Magazine Journal intime

Ego-Journal 52/

Par Deuxcentcinquanteetun @DeuxCent51
Le monde s'ouvre sous mes pieds, il déambule tel un cadavre aux mouvement saccadés, ne ressentant pas la douceur de l'herbe sous ses talons. Il m'engouffre dans un puits sans fond que je me plais peut-être à creuser. Masochiste peut-être, conscient de ma viduité certainement ! Qui suis-je pour espérer être quelqu'un qui ait de la valeur, quelqu'un qui puisse compter pour un autre ? Ma Roxane, la seule qui avait réussie à percer mes murailles millénaires, elle-aussi à finir par voir qui je suis réellement, et dégoûtée, affolée, apeurée, elle s'en est allée, ne me laissant qu'un souvenir doux d'une époque où seuls mes rêves me restent aujourd'hui.

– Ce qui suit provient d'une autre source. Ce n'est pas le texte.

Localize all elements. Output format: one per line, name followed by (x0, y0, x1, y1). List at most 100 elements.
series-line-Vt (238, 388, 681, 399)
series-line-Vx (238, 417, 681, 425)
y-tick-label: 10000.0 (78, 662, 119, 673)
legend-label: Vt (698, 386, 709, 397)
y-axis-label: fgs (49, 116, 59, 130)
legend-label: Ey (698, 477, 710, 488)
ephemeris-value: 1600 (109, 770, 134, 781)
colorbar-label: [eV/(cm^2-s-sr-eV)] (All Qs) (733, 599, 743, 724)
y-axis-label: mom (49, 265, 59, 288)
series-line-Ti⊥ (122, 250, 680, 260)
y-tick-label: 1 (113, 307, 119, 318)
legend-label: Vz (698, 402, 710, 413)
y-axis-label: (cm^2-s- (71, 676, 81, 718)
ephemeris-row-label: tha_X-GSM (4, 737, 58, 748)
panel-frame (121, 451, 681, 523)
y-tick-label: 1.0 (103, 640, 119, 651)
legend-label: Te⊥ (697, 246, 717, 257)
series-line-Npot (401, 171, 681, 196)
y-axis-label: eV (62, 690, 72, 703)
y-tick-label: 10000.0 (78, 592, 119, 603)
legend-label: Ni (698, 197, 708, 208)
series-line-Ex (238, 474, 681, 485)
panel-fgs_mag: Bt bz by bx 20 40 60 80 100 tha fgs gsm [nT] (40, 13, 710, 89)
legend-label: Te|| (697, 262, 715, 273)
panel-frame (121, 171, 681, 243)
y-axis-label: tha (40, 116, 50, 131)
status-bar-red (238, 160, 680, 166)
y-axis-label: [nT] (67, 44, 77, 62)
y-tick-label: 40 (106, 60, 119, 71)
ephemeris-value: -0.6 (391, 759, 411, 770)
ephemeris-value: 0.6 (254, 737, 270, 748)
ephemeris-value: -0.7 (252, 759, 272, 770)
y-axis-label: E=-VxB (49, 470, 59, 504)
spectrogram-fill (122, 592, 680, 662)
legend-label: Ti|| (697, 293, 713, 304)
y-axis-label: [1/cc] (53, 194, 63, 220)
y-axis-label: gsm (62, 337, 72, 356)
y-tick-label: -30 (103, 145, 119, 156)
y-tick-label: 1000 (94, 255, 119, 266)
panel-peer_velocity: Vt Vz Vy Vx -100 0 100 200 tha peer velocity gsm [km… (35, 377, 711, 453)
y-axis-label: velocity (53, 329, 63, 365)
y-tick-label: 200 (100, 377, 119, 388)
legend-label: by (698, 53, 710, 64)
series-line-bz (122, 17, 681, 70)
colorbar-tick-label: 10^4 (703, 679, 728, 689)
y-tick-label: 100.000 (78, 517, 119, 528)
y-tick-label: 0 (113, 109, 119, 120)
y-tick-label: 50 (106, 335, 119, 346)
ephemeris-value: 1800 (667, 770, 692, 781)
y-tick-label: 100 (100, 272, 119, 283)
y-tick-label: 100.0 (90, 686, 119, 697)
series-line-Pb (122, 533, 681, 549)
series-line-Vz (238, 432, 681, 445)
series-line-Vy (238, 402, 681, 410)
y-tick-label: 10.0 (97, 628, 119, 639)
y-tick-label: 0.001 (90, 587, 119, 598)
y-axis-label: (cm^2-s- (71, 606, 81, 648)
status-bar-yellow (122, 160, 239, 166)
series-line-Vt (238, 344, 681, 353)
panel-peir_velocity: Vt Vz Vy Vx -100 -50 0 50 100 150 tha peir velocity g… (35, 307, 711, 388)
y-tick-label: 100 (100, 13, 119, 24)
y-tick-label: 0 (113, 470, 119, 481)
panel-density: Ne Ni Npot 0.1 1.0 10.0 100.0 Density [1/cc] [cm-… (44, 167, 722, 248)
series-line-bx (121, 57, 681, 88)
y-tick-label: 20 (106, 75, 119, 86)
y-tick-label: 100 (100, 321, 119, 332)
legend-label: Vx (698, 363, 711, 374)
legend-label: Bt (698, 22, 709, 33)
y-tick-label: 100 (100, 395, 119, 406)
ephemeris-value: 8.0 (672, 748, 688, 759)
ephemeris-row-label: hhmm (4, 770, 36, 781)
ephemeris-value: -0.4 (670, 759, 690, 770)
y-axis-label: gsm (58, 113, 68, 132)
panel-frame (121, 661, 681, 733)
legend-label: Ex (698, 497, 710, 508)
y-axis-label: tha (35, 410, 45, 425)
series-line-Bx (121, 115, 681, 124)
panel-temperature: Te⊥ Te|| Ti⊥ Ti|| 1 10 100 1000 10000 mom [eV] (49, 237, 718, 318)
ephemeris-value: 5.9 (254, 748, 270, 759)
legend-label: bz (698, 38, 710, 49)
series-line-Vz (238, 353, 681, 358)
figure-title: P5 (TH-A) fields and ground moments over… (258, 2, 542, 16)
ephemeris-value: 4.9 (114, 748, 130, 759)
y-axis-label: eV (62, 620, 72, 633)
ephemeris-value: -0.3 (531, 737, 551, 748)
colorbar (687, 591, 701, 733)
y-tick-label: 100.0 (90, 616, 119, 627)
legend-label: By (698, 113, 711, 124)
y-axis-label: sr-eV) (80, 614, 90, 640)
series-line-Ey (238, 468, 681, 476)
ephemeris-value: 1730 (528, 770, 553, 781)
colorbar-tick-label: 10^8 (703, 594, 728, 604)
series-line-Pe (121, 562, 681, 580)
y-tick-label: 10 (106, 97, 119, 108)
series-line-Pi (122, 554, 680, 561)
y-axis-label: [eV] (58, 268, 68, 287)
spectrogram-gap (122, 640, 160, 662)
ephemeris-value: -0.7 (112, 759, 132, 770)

Oui, j'ai des compétences professionnelles. Oui, je suis empathique et capable de porter mon attention sur d'autres pour les aider à sortir de leur propre trou. Oui, je suis adaptatif et pragmatique, y compris dans les situations difficiles. Mais moi, qui suis-je ? Tout ceci n'est pas moi. Ce ne sont que des relations éphémères avec mon environnement extérieur. Certains appèleraient cela la vie. Mais je ne conçois pas ma vie sans vivre moi-même.
J'écris, essayant par ce biais naïf et puéril, de faire que cette vie là à laquelle j'aspire prenne au moins une forme concrète, sur ce papier numérique, à défaut de la vivre réellement.
Pourquoi ne puis-je pas être ces héros imaginaires qui peuplent mon esprit comme autant de modèles ? Pourquoi suis-je réduit à cette médiocrité inhumaine ? Pourquoi ne suis-je pas capable de laisser aller, d'abandonner mon âme et de laisser le fil du temps accomplir son œuvre, en laissant cette maladie héréditaire finir son travail et mettre enfin un terme à cette souffrance, ce voyage absurde et sans objectif. Cette maladie, nous l'avons tous : c'est la vie.
Mais cette vie, je ne la veux pas productiviste. Je ne la veux pas consommatrice. Je ne la veux pas individualiste. Je ne la veux pas "sociable". Je ne la veux pas utilitaire.
Je voudrais, rêve impossible, sauf au travers de mes traces numériques et donc virtuelles, qu'elle soit beauté, grandeur, honnêteté, fière et magnifique, super nova rayonnant jusqu'à son extinction.
Laisser une trace ? Est-ce vraiment mon but ? Pour le moment, ce n'est que l'un des rares effets de cette aventure littéraire. Mais est-ce là un objectif pour moi ? Est-ce que je cherche la reconnaissance ? Mais alors pour quoi faire ? Être une bête de foire que l'on expose et que l'on médaille ? Je ne supporte pas les honneurs, reconnaissances attribuées trop facilement à des hommes qui ne le méritent pas, et souvent par copinage, alliance, soumission ou compromission.
Je cherche peut-être à trouver d'autres "humains" qui ont les mêmes envies, les mêmes rêves fous et irréalisables ? Parfois, je croise au travers de quelques échanges des âmes qui me parlent et qui me disent : tu n'es pas seul ! Cela me réconforte, je ne peux le nier. Et si cela leur parle et leur apporte quelque chose, je suis alors même heureux. Mais si cela leur apporte de la peine, de la douleur, de la souffrance, alors je me sens malheureux car ce n'est pas mon but. Je ne veux faire souffrir personne. Je ne peux pas rendre heureux tout le monde, je n'y arrive même pas pour moi-même, et je n'y suis surtout pas arriver pour ma déesse, même après 25 années, ni même je le crains pour mes propres enfants.
Suis-je donc un monstre inadapté ou suis-je simplement humain, mais incompris car n'arrivant pas à exprimer de façon compréhensible ce que je suis et ce que je ressens ?
Je ne tourne pas en rond, je tourne autour de moi-même. je m'ausculte, je me dissèque, je m'observe pour essayer de comprendre ce "phénomène", c'est-à-dire moi-même. Je tente un chemin difficile visant à savoir ENFIN qui je suis, ce que je suis et de pouvoir vivre ENFIN et non pas survivre dans un monde exogène qui ignore mes propres besoins, mes propres aspirations.
Je ne suis pas égoïste, individualiste ou nombriliste, mais mon état me pousse à temporairement, jusqu'à ce que je trouve ma propre solution, ma propre voie, à me retirer de cette société qui pour moi est nocive, pour le moment. J'espère sincèrement trouver cette voie... et vivre enfin parmi les humains.